Quarantine hotels Interim injunction denied – court acknowledges constitutional questions need to be heard on merits

This past Friday, March 19th, the courts heard the Canadian Constitution Foundations court challenge that sought an interim injunction that if granted, would have suspended the law requiring travellers to quarantine at their own expense at a government-run quarantine hotel while waiting for their Covid-19 test results. The injunction would have suspended the law (temporarily) as the merits of the constitutional questions were heard by the courts. The court has dismissed this motion for an interim injunction.

Judge Myers said that he “must bear in mind that the constitutional issues are not before me for resolution today, More evidence may be adduced by the parties. They may also cross-examine each others’ witnesses before the return of the application on its merits.”

Judge Myers continued by saying that “the applicants will not suffer irreparable harm in the few weeks leading up to the hearing of this application on its merits” and that “the balance of convenience, including the public interest in preventing the spread of COVID-19 and, especially, its variants, overwhelmingly supports the refusal of injunctive relief at this time.”

Canadian Constitution Foundation Director Christine Van Geyn had this to say about the decision:

“This was not the result we wanted today, but the court did recognize that the applicants in our challenge have sympathetic stories and that the constitutional questions need to be heard on the merits. The court also acknowledged that the applicants’ section 7 Charter liberty interests are engaged by the quarantine hotel policy,” said CCF Litigation Director, Christine Van Geyn.

“We look forward to the hearing on the full constitutional question, and we are proud of the work were are doing assisting these travellers, who need to leave Canada for compassionate reasons.
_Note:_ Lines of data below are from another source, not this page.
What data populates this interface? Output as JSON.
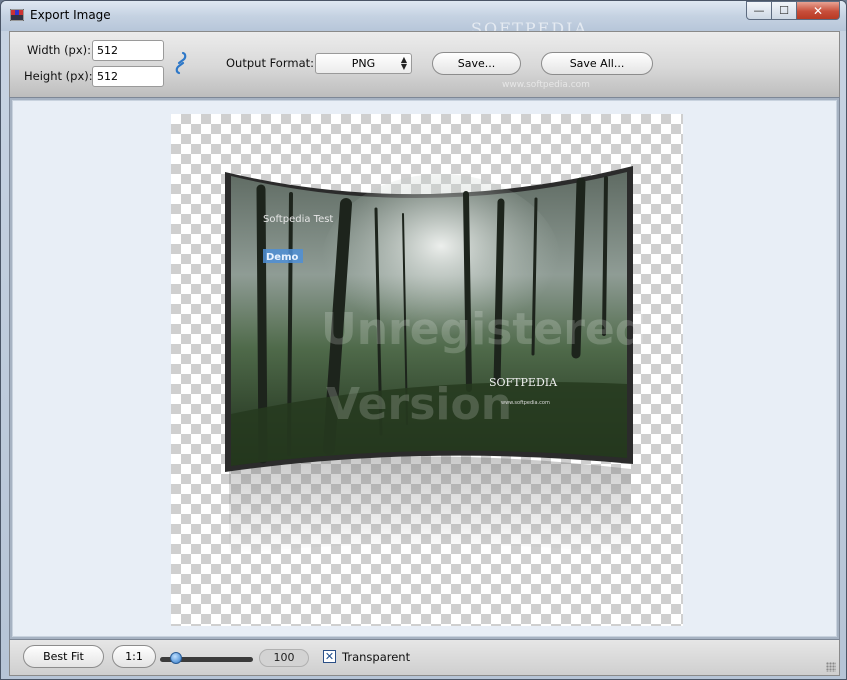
{
  "window": {
    "title": "Export Image",
    "watermark": "SOFTPEDIA",
    "watermark_url": "www.softpedia.com",
    "controls": {
      "minimize": "—",
      "maximize": "☐",
      "close": "✕"
    }
  },
  "toolbar": {
    "width_label": "Width (px):",
    "width_value": "512",
    "height_label": "Height (px):",
    "height_value": "512",
    "link_icon": "chain-link-icon",
    "output_format_label": "Output Format:",
    "output_format_value": "PNG",
    "save_label": "Save...",
    "save_all_label": "Save All..."
  },
  "preview": {
    "overlay_title": "Softpedia Test",
    "overlay_badge": "Demo",
    "watermark_line1": "Unregistered",
    "watermark_line2": "Version",
    "logo_text": "SOFTPEDIA",
    "logo_url": "www.softpedia.com"
  },
  "statusbar": {
    "best_fit_label": "Best Fit",
    "one_to_one_label": "1:1",
    "zoom_value": "100",
    "zoom_level": 0.17,
    "transparent_label": "Transparent",
    "transparent_checked": true
  },
  "colors": {
    "accent": "#2e78c8",
    "close_button": "#c74e3a"
  }
}
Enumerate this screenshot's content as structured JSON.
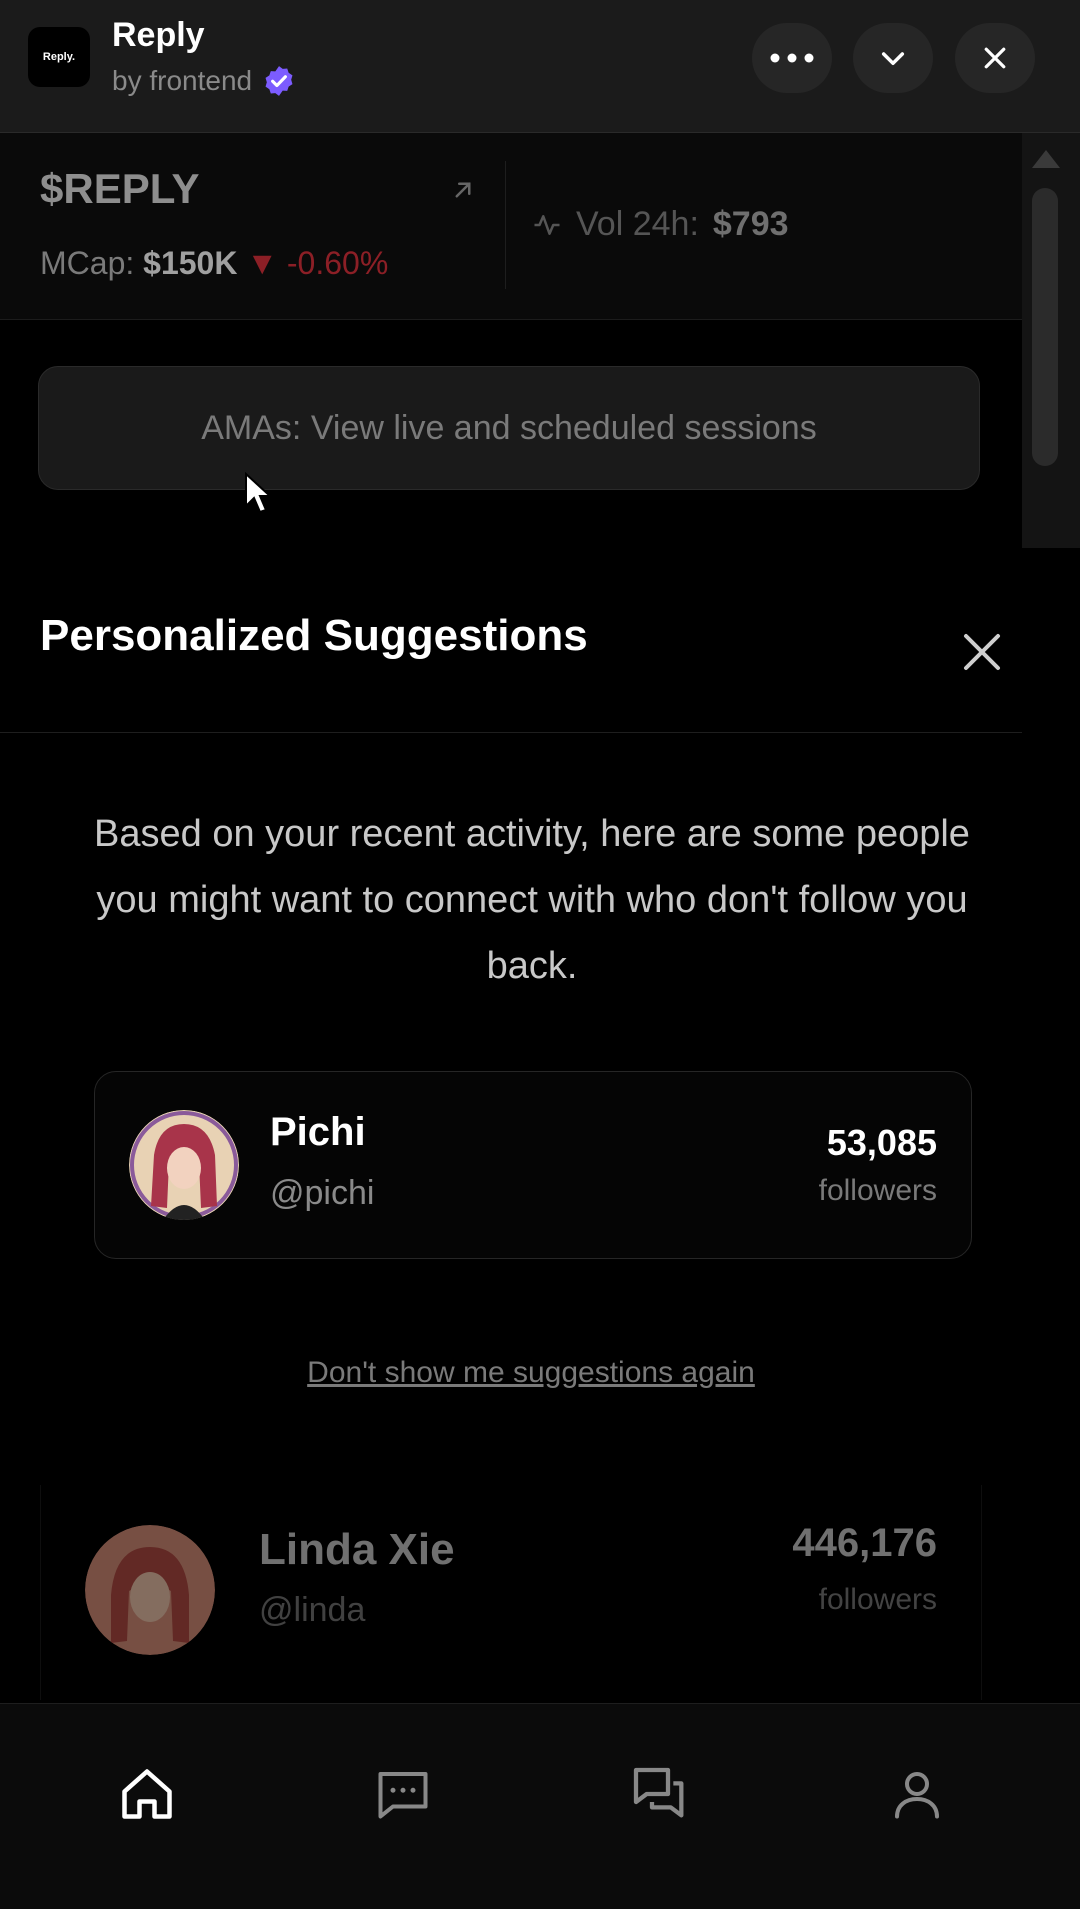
{
  "header": {
    "logo_text": "Reply.",
    "title": "Reply",
    "byline": "by frontend",
    "icons": [
      "more-horizontal-icon",
      "chevron-down-icon",
      "close-icon"
    ]
  },
  "ticker": {
    "symbol": "$REPLY",
    "mcap_label": "MCap:",
    "mcap_value": "$150K",
    "change": "-0.60%",
    "change_color": "#8c1f26",
    "vol_label": "Vol 24h:",
    "vol_value": "$793"
  },
  "ama_banner": "AMAs: View live and scheduled sessions",
  "suggestions": {
    "title": "Personalized Suggestions",
    "description": "Based on your recent activity, here are some people you might want to connect with who don't follow you back.",
    "people": [
      {
        "name": "Pichi",
        "handle": "@pichi",
        "followers": "53,085",
        "followers_label": "followers"
      }
    ],
    "dont_show": "Don't show me suggestions again"
  },
  "feed_preview": [
    {
      "name": "Linda Xie",
      "handle": "@linda",
      "followers": "446,176",
      "followers_label": "followers"
    }
  ],
  "bottom_nav": [
    "home-icon",
    "chat-icon",
    "messages-icon",
    "profile-icon"
  ],
  "colors": {
    "verified": "#7c5cff",
    "background": "#000000"
  }
}
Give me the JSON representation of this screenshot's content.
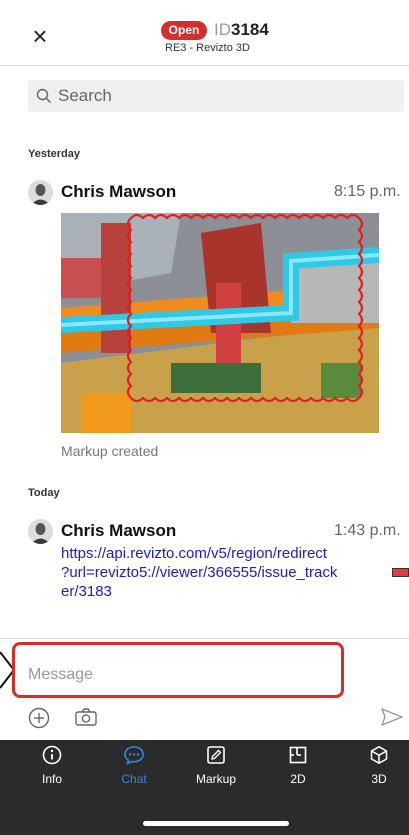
{
  "header": {
    "close_label": "×",
    "status_badge": "Open",
    "id_prefix": "ID",
    "id_number": "3184",
    "subtitle": "RE3 - Revizto 3D"
  },
  "search": {
    "placeholder": "Search"
  },
  "feed": [
    {
      "date_label": "Yesterday",
      "author": "Chris Mawson",
      "time": "8:15 p.m.",
      "caption": "Markup created"
    },
    {
      "date_label": "Today",
      "author": "Chris Mawson",
      "time": "1:43 p.m.",
      "link_lines": [
        "https://api.revizto.com/v5/region/redirect",
        "?url=revizto5://viewer/366555/issue_track",
        "er/3183"
      ]
    }
  ],
  "composer": {
    "placeholder": "Message"
  },
  "tabbar": {
    "active": "Chat",
    "tabs": [
      {
        "label": "Info",
        "icon": "info-icon"
      },
      {
        "label": "Chat",
        "icon": "chat-bubble-icon"
      },
      {
        "label": "Markup",
        "icon": "pencil-box-icon"
      },
      {
        "label": "2D",
        "icon": "floorplan-icon"
      },
      {
        "label": "3D",
        "icon": "cube-icon"
      }
    ]
  },
  "colors": {
    "badge_red": "#d32f2f",
    "link_blue": "#1a1ad8",
    "active_tab_blue": "#2b8ae6",
    "tabbar_bg": "#2b2b2b",
    "annotation_red": "#e02020"
  }
}
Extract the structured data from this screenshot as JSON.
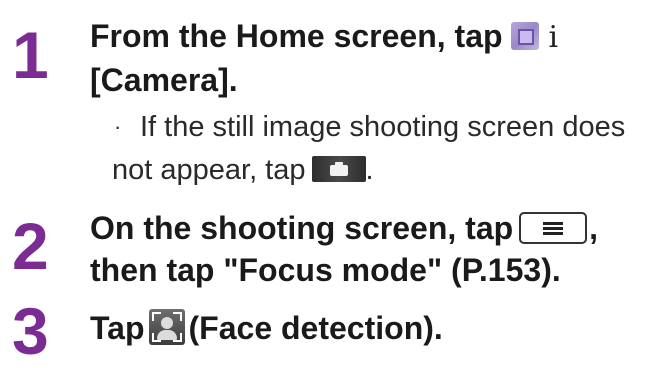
{
  "steps": [
    {
      "number": "1",
      "line1_prefix": "From the Home screen, tap",
      "home_icon": "home-apps-icon",
      "faint_glyph": "i",
      "line2": "[Camera].",
      "note_prefix": "If the still image shooting screen does",
      "note_line2_prefix": "not appear, tap",
      "note_icon": "camera-mode-icon",
      "note_suffix": ".",
      "bullet": "·"
    },
    {
      "number": "2",
      "line1_prefix": "On the shooting screen, tap",
      "menu_icon": "menu-key-icon",
      "line1_suffix": ",",
      "line2": "then tap \"Focus mode\" (P.153)."
    },
    {
      "number": "3",
      "line1_prefix": "Tap",
      "face_icon": "face-detection-icon",
      "line1_suffix": "(Face detection)."
    }
  ],
  "colors": {
    "step_number": "#7b2c93",
    "text": "#1a1a1a"
  }
}
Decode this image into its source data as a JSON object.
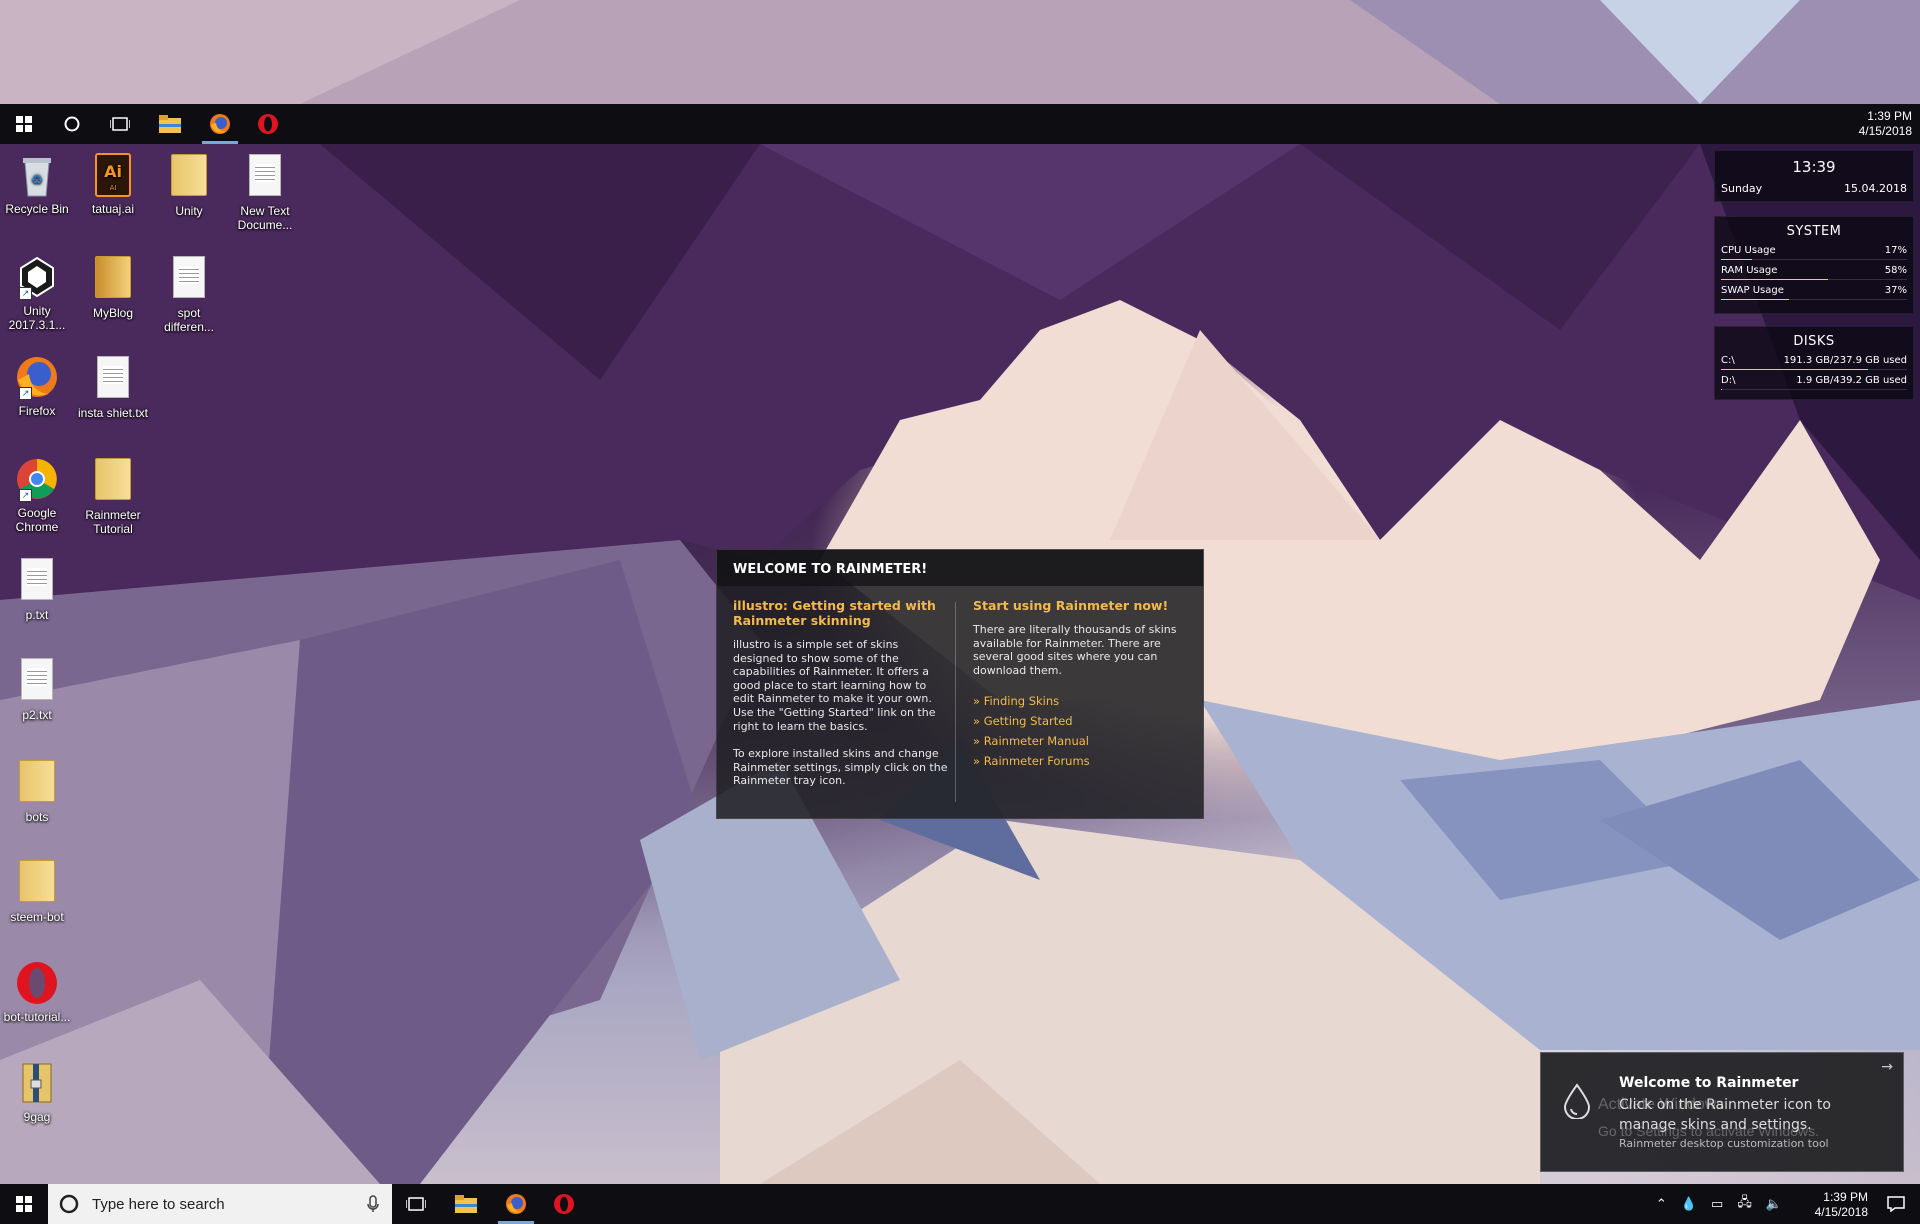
{
  "colors": {
    "accent": "#f2b94c",
    "taskbar": "#0e0e12",
    "ram_bar": "#ffc45a"
  },
  "top_taskbar": {
    "icons": [
      "windows-start-icon",
      "cortana-icon",
      "task-view-icon",
      "file-explorer-icon",
      "firefox-icon",
      "opera-icon"
    ],
    "time": "1:39 PM",
    "date": "4/15/2018"
  },
  "desktop_icons": [
    {
      "label": "Recycle Bin",
      "icon": "recycle-bin-icon"
    },
    {
      "label": "tatuaj.ai",
      "icon": "illustrator-file-icon"
    },
    {
      "label": "Unity",
      "icon": "folder-icon"
    },
    {
      "label": "New Text Docume...",
      "icon": "text-file-icon"
    },
    {
      "label": "Unity 2017.3.1...",
      "icon": "unity-icon"
    },
    {
      "label": "MyBlog",
      "icon": "folder-icon"
    },
    {
      "label": "spot differen...",
      "icon": "text-file-icon"
    },
    {
      "label": "Firefox",
      "icon": "firefox-icon"
    },
    {
      "label": "insta shiet.txt",
      "icon": "text-file-icon"
    },
    {
      "label": "Google Chrome",
      "icon": "chrome-icon"
    },
    {
      "label": "Rainmeter Tutorial",
      "icon": "folder-icon"
    },
    {
      "label": "p.txt",
      "icon": "text-file-icon"
    },
    {
      "label": "p2.txt",
      "icon": "text-file-icon"
    },
    {
      "label": "bots",
      "icon": "folder-icon"
    },
    {
      "label": "steem-bot",
      "icon": "folder-icon"
    },
    {
      "label": "bot-tutorial...",
      "icon": "opera-icon"
    },
    {
      "label": "9gag",
      "icon": "archive-icon"
    }
  ],
  "clock_skin": {
    "time": "13:39",
    "day": "Sunday",
    "date": "15.04.2018"
  },
  "system_skin": {
    "title": "SYSTEM",
    "rows": [
      {
        "label": "CPU Usage",
        "value": "17%",
        "fraction": 0.17
      },
      {
        "label": "RAM Usage",
        "value": "58%",
        "fraction": 0.58
      },
      {
        "label": "SWAP Usage",
        "value": "37%",
        "fraction": 0.37
      }
    ]
  },
  "disks_skin": {
    "title": "DISKS",
    "rows": [
      {
        "label": "C:\\",
        "value": "191.3 GB/237.9 GB used",
        "fraction": 0.8
      },
      {
        "label": "D:\\",
        "value": "1.9 GB/439.2 GB used",
        "fraction": 0.004
      }
    ]
  },
  "welcome": {
    "title": "WELCOME TO RAINMETER!",
    "left_heading": "illustro: Getting started with Rainmeter skinning",
    "left_p1": "illustro is a simple set of skins designed to show some of the capabilities of Rainmeter. It offers a good place to start learning how to edit Rainmeter to make it your own. Use the \"Getting Started\" link on the right to learn the basics.",
    "left_p2": "To explore installed skins and change Rainmeter settings, simply click on the Rainmeter tray icon.",
    "right_heading": "Start using Rainmeter now!",
    "right_p1": "There are literally thousands of skins available for Rainmeter. There are several good sites where you can download them.",
    "links": [
      "» Finding Skins",
      "» Getting Started",
      "» Rainmeter Manual",
      "» Rainmeter Forums"
    ]
  },
  "toast": {
    "title": "Welcome to Rainmeter",
    "body": "Click on the Rainmeter icon to manage skins and settings.",
    "subtitle": "Rainmeter desktop customization tool",
    "ghost_line1": "Activate Windows",
    "ghost_line2": "Go to Settings to activate Windows."
  },
  "taskbar": {
    "search_placeholder": "Type here to search",
    "time": "1:39 PM",
    "date": "4/15/2018",
    "tray_icons": [
      "chevron-up-icon",
      "rainmeter-tray-icon",
      "battery-icon",
      "network-icon",
      "volume-icon"
    ]
  }
}
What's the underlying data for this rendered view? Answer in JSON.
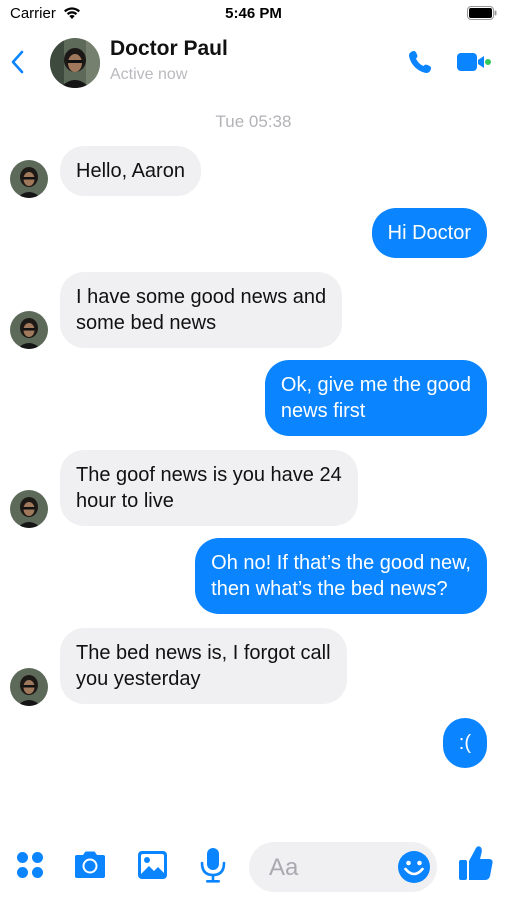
{
  "status_bar": {
    "carrier": "Carrier",
    "time": "5:46 PM"
  },
  "header": {
    "name": "Doctor Paul",
    "status": "Active now"
  },
  "conversation": {
    "timestamp": "Tue 05:38",
    "messages": [
      {
        "from": "them",
        "text_lines": [
          "Hello, Aaron"
        ]
      },
      {
        "from": "me",
        "text_lines": [
          "Hi Doctor"
        ]
      },
      {
        "from": "them",
        "text_lines": [
          "I have some good news and",
          "some bed news"
        ]
      },
      {
        "from": "me",
        "text_lines": [
          "Ok, give me the good",
          "news first"
        ]
      },
      {
        "from": "them",
        "text_lines": [
          "The goof news is you have 24",
          "hour to live"
        ]
      },
      {
        "from": "me",
        "text_lines": [
          "Oh no! If that’s the good new,",
          "then what’s the bed news?"
        ]
      },
      {
        "from": "them",
        "text_lines": [
          "The bed news is, I forgot call",
          "you yesterday"
        ]
      },
      {
        "from": "me",
        "text_lines": [
          ":("
        ]
      }
    ]
  },
  "composer": {
    "placeholder": "Aa",
    "icons": [
      "apps-icon",
      "camera-icon",
      "photo-icon",
      "microphone-icon",
      "emoji-icon",
      "thumbs-up-icon"
    ]
  },
  "colors": {
    "accent": "#0a84ff",
    "incoming_bubble": "#f0f0f2",
    "active_dot": "#34c759"
  }
}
We will seek to expedite the hearing, as these travellers have urgent needs to go and be with their ailing loved ones outside of Canada,” concluded Van Geyn.

Although the denial of an interim injunction is disappointing to many Canadians, It is good to know that the courts acknowledged that the applicants’ section 7 Charter liberty interests are engaged by the quarantine hotel policy. Section 7 of The Canadian Charter of Rights and Freedoms reads “Everyone has the right to life, liberty and security of the person and the right not to be deprived thereof except in accordance with the principles of fundamental justice.”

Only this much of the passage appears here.